El estudio pone de relieve que el giro fusiforme actúa como una balanza neuronal que mide la «fuerza» de las señales que recibimos, ya sea desde el mundo exterior o desde nuestra propia imaginación. Según la doctora Nadine Dijkstra, autora principal de la investigación, cuando imaginamos un objeto, como una manzana, las mismas áreas cerebrales que se activan al verlo en la realidad también se activan. Lo más sorprendente es que, a medida que hacemos nuestros pensamientos más vívidos, puede ser más probable que confundamos lo imaginado con lo verdaderamente observado. Esta combinación de la percepción visual con la imaginación resalta cómo nuestro cerebro crea una especie de «señal de realidad», que determina la validez de lo que creemos estar viendo.

Para profundizar en estos complejos procesos, los investigadores llevaron a cabo un experimento con 26 participantes a quienes se les mostraron imágenes borrosas en las que, a veces, podía aparecer una rejilla inclinada. Curiosamente, muchos de los voluntarios informaron haber visto la rejilla incluso cuando no existía, especialmente cuando sus expectativas se alineaban con lo que estaban imaginando. Esta revelación fue fundamental para los científicos, quienes utilizaron la resonancia magnética funcional para observar qué áreas del cerebro se activaban durante estas confusiones visuales. El descubrimiento fue contundente: la activación en las zonas cerebrales era proporcional a la coincidencia entre la percepción real y la imaginación, lo que ofrecía una ventana al entendimiento de cómo se generan y perciben estas ilusiones.

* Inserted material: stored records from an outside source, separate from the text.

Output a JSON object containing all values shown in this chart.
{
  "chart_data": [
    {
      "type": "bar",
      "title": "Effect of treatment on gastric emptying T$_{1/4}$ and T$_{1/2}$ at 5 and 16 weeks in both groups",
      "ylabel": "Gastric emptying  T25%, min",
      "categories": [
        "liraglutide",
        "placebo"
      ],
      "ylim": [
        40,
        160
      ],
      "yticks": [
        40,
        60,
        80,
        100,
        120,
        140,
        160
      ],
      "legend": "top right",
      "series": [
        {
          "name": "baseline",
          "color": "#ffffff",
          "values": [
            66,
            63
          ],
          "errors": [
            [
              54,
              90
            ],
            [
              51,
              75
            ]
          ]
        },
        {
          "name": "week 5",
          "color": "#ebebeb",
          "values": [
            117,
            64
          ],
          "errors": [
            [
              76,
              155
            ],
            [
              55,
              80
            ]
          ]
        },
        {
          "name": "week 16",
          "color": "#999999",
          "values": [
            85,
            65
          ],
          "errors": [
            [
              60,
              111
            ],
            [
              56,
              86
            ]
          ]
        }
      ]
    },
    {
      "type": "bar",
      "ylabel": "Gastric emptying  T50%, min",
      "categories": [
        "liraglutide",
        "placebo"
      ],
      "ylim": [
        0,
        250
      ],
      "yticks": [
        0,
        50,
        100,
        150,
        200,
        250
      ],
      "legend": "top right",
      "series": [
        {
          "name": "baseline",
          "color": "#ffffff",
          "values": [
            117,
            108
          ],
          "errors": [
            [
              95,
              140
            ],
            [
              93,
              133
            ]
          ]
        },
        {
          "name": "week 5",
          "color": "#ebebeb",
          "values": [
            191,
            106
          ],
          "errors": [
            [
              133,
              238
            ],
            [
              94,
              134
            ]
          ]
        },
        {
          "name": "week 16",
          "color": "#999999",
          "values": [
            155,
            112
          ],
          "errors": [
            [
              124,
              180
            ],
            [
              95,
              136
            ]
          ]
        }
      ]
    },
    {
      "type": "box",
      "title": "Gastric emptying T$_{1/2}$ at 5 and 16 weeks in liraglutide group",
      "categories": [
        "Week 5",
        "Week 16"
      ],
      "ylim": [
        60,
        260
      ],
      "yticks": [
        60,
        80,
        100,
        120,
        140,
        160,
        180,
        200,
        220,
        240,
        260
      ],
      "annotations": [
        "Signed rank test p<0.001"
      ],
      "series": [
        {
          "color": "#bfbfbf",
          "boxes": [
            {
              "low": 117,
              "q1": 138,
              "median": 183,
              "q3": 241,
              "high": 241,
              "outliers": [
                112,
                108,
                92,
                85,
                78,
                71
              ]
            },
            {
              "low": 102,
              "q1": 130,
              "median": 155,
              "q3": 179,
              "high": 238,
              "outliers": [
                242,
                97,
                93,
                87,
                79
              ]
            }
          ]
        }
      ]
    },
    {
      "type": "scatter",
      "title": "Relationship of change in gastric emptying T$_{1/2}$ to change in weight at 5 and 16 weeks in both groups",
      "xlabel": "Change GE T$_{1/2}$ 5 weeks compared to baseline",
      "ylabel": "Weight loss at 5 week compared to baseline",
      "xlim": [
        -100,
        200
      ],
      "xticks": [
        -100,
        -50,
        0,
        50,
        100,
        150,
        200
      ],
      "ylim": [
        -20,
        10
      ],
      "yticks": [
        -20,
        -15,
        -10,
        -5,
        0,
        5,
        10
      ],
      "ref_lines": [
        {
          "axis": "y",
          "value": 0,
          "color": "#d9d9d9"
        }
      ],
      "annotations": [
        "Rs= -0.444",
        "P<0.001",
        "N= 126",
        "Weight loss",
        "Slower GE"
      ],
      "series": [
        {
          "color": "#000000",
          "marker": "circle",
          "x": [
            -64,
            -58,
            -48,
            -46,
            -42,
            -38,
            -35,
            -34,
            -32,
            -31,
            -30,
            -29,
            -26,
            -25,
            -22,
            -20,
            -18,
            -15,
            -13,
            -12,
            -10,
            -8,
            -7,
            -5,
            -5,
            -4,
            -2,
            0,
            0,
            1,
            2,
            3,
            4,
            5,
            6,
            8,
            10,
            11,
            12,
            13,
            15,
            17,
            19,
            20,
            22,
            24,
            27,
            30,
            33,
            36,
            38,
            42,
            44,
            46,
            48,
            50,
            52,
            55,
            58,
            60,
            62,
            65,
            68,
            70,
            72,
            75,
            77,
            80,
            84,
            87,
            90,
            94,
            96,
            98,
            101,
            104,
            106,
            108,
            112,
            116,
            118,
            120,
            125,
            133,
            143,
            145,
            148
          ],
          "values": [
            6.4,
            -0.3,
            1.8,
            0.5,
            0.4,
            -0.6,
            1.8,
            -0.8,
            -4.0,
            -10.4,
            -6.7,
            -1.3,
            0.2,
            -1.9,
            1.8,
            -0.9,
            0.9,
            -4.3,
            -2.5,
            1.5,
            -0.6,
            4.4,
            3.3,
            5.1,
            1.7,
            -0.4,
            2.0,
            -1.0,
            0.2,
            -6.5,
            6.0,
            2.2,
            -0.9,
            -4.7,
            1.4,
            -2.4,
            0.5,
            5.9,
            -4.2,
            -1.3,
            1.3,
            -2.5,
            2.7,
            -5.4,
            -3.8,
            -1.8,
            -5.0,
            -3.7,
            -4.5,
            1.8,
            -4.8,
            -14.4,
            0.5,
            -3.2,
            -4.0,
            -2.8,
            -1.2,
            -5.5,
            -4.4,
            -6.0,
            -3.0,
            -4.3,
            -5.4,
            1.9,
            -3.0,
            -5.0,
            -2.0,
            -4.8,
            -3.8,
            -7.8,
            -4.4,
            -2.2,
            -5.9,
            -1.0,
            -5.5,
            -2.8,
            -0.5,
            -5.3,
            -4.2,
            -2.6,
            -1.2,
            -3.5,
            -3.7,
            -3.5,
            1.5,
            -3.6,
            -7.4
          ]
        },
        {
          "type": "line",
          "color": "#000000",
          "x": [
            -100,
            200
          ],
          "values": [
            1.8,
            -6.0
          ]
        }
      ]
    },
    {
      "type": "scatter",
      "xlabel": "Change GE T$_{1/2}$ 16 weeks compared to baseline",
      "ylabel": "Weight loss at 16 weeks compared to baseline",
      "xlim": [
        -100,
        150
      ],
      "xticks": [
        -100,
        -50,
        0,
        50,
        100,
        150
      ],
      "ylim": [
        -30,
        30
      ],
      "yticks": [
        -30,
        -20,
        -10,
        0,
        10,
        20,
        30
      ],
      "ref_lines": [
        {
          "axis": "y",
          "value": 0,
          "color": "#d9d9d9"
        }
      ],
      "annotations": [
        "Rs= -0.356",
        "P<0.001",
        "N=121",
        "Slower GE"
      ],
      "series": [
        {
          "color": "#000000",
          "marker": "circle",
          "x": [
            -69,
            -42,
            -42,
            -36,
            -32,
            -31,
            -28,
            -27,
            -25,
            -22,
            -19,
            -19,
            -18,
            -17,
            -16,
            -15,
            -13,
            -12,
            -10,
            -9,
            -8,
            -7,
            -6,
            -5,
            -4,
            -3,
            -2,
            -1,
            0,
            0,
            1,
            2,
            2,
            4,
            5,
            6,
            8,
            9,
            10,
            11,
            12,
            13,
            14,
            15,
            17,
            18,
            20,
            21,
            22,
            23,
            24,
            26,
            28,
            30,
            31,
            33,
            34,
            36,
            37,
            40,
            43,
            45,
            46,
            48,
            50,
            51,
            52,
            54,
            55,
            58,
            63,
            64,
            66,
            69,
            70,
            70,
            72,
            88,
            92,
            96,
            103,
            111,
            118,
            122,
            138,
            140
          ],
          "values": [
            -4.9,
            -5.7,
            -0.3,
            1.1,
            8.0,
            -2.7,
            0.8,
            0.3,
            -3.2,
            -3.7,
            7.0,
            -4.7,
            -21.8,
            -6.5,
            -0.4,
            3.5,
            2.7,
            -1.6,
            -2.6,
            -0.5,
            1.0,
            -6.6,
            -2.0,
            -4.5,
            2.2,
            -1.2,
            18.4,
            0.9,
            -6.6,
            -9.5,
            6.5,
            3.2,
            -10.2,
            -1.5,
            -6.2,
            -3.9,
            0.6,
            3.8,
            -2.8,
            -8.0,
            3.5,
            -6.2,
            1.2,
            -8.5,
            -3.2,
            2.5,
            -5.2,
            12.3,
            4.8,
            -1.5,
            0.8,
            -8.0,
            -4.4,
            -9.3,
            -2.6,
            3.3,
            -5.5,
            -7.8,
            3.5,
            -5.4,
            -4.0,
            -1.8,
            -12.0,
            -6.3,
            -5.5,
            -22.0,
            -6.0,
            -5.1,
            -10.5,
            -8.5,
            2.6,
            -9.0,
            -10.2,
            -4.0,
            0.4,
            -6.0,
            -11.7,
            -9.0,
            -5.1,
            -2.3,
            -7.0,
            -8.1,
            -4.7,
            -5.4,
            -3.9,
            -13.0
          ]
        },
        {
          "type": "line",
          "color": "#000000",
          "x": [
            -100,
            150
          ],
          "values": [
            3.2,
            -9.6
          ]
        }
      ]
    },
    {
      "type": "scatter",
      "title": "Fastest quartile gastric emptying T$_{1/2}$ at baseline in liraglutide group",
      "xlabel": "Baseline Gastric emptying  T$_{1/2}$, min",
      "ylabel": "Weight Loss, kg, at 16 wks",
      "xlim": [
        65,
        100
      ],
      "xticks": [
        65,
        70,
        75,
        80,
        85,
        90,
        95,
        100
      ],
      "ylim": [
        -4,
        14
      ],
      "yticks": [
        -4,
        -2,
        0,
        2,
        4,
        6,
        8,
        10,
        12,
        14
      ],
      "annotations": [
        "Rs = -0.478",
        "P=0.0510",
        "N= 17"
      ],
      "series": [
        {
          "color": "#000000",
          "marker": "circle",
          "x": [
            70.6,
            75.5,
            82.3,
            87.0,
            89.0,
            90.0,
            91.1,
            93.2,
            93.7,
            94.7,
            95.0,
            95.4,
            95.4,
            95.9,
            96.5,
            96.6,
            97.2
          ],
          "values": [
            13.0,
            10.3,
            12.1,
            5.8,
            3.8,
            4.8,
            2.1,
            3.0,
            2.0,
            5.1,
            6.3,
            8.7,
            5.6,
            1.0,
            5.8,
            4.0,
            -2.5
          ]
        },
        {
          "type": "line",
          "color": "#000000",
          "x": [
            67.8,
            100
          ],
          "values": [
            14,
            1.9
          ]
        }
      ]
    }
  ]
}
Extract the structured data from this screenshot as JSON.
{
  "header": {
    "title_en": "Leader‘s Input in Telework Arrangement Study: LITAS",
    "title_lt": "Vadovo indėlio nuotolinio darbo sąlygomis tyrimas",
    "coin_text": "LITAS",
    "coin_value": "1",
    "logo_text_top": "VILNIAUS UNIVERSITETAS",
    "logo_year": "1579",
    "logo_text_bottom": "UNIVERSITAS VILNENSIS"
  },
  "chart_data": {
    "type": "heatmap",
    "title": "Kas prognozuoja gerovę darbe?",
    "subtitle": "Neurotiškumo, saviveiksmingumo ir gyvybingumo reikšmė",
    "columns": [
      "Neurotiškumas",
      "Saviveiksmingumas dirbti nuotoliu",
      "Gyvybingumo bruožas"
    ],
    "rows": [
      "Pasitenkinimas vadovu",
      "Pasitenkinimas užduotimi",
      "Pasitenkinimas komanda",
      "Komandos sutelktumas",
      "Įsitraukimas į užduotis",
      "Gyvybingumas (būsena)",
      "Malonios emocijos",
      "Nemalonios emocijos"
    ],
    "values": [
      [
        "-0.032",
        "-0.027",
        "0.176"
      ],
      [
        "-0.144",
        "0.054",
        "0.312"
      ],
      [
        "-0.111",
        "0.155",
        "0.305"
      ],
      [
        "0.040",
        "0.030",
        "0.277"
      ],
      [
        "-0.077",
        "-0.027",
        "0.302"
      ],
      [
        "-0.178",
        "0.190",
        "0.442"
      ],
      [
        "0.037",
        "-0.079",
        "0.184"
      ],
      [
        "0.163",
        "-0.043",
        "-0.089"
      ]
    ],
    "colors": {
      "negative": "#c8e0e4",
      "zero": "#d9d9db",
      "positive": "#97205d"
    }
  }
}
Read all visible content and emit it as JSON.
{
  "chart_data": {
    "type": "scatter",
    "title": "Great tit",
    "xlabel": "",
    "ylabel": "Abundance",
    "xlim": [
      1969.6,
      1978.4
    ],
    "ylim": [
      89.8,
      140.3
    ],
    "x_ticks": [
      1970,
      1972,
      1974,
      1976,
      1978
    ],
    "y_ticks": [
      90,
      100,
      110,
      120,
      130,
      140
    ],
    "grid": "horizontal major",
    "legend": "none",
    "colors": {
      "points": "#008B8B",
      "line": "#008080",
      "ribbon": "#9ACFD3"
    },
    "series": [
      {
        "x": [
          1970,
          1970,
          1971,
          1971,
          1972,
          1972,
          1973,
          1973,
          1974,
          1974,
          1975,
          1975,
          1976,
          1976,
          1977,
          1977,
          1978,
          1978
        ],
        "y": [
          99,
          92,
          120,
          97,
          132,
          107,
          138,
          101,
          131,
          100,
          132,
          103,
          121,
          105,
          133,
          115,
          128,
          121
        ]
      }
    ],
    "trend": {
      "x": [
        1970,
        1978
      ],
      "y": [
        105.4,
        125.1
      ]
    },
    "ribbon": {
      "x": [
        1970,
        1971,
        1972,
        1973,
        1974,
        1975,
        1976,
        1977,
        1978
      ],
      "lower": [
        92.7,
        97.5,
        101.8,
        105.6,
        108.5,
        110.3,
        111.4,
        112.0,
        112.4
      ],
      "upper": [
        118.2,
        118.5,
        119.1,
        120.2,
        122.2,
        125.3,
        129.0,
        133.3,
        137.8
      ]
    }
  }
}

Más allá de las implicaciones para la percepción normal, este estudio también se adentra en los trastornos mentales. Las alucinaciones, por ejemplo, pueden ser vistas a través de este lente: aquellas experiencias que se sienten tan reales pero que no tienen una base en la realidad pueden ser el resultado de una alteración en cómo el cerebro determina la realidad de lo imaginado. En este contexto, el giro fusiforme y su conexión con otras áreas del cerebro como la ínsula anterior y la corteza prefrontal dorsomedial sugieren que el juicio de la realidad es un proceso altamente dinámico que podría estar fallando en algunos individuos, lo que tendría un impacto significativo en su bienestar mental.

Finalmente, este hallazgo no solo tiene repercusiones en la salud mental, sino que también se extiende al ámbito de la tecnología. La comprensión de cómo el cerebro crea y confunde la realidad con la imaginación tiene aplicaciones prácticas en el desarrollo de experiencias inmersivas en la realidad virtual. A medida que los científicos continúan explorando estas fronteras invisibles, se hace evidente que lo que consideramos nuestra percepción objetiva del mundo puede ser, en realidad, una intrincada construcción mental. A través del trabajo pionero de Dijkstra y su equipo, se abre un diálogo interesante sobre la naturaleza de la conciencia y la percepción, sugiriendo que la línea entre lo real y lo imaginado es, en última instancia, mucho más difusa de lo que pensamos.